After seeing this latest show by the Four Clowns, I kept thinking about comedy. About what makes something funny. The Halfwits' Last Hurrah should not have been as funny as it is. Yet I and the audience laughed too many times to count--often at things that should have felt tragic.
Why, I wondered?
Part of it of course consisted of skill on the part of the entire cast--which proved transcendent! Comedy, as we know (don't we?) depends so very much on timing. The entire company--Tyler Bremer, Jennifer Carroll, Charlotte Chanler, Don Colliver, Julia Davis, Jamie Franta, Elizabeth Godley, Dave Honigman, Benji Kaufman, Jolene Kim, Jamarr Love and Helene Udy--all me the standards I've come to expect from this group. Not simply a matter of timing, but just as vital is an attitude that helps us ease into the world of the show. A world in many ways quite terrible. Yet, a delight! A frolic! An uplifting dream of awkward, flawed glory.

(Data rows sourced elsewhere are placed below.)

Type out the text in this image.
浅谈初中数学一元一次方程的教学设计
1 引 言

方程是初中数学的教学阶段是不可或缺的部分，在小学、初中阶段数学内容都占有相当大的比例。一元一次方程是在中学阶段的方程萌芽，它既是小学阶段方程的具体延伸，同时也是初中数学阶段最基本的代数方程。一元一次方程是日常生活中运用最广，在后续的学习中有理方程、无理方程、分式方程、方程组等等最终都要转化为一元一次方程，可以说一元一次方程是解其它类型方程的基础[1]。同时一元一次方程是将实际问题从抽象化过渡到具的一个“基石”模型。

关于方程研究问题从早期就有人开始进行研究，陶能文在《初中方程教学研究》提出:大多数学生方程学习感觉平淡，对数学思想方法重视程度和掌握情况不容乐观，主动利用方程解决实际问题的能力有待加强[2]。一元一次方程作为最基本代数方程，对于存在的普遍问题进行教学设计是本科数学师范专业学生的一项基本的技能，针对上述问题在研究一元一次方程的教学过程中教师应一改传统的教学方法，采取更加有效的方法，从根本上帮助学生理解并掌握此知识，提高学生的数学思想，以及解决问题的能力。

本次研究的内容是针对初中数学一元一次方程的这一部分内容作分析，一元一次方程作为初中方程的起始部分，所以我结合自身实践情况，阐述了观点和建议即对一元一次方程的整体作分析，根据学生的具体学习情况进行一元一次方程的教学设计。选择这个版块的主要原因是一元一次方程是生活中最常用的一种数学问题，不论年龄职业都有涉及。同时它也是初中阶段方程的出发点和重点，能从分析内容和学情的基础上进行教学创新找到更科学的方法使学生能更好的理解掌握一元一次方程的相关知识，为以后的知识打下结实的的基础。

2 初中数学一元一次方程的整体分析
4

Again--why? At heart I suppose it has something to do with the fabric of mythology. In countless myths and pantheons we meet trickster gods and sacred fools. What else is a clown show if not an enactment of precisely that?
In this case taking the idea quite far, and very deep. Not only are the characters clowns in terms of character type, they are in fact clowns by profession! Or Fools at any rate. Not-too-rude Mechanicals (except the Inderdorf twins--master and mistress of the double ententre!) trying to put on a show while facing the malignant will of an Enemy, The Real McCoy! He (she?) and his/her henchmen seek to destroy the troop for some reason. Who can say why? Adulthood trying to smother the wonder in the
heart of the child in each of us? Straight lines trying to hammer out each and every curve? An Apollonian avatar attacking a Dionysian out of automatic malice? All of these and more, most likely.
Eventually, as I got home and got ready for bed (exhaustion may have helped me reach this idea) it seemed to me looking for reasons is secondary, at best. This may have some lovely ideas within, but more than anything else the show remains a dream, an experience. We've wandered through the looking glass of our minds and seen the world entire through a different lens!
Yeah, I like it. In fact, I loved it.
For the record, I would also recommend it especially to anyone trying to perform any of the major works of Chekhov (but by saying that I'm just showing off I do in fact have a theater degree!)
The Halfwits' Last Hurrah plays at The Lillian Theatre, 1076 Lillian Way (Santa Monica is the cross street), Los Angeles, CA 90038 at Thursday, June 18 at 7:00 pm and Saturday, June 20 at 11:55pm and Tuesday, June 23 at 8:30pm and finally Friday, June 26 at 10:30pm.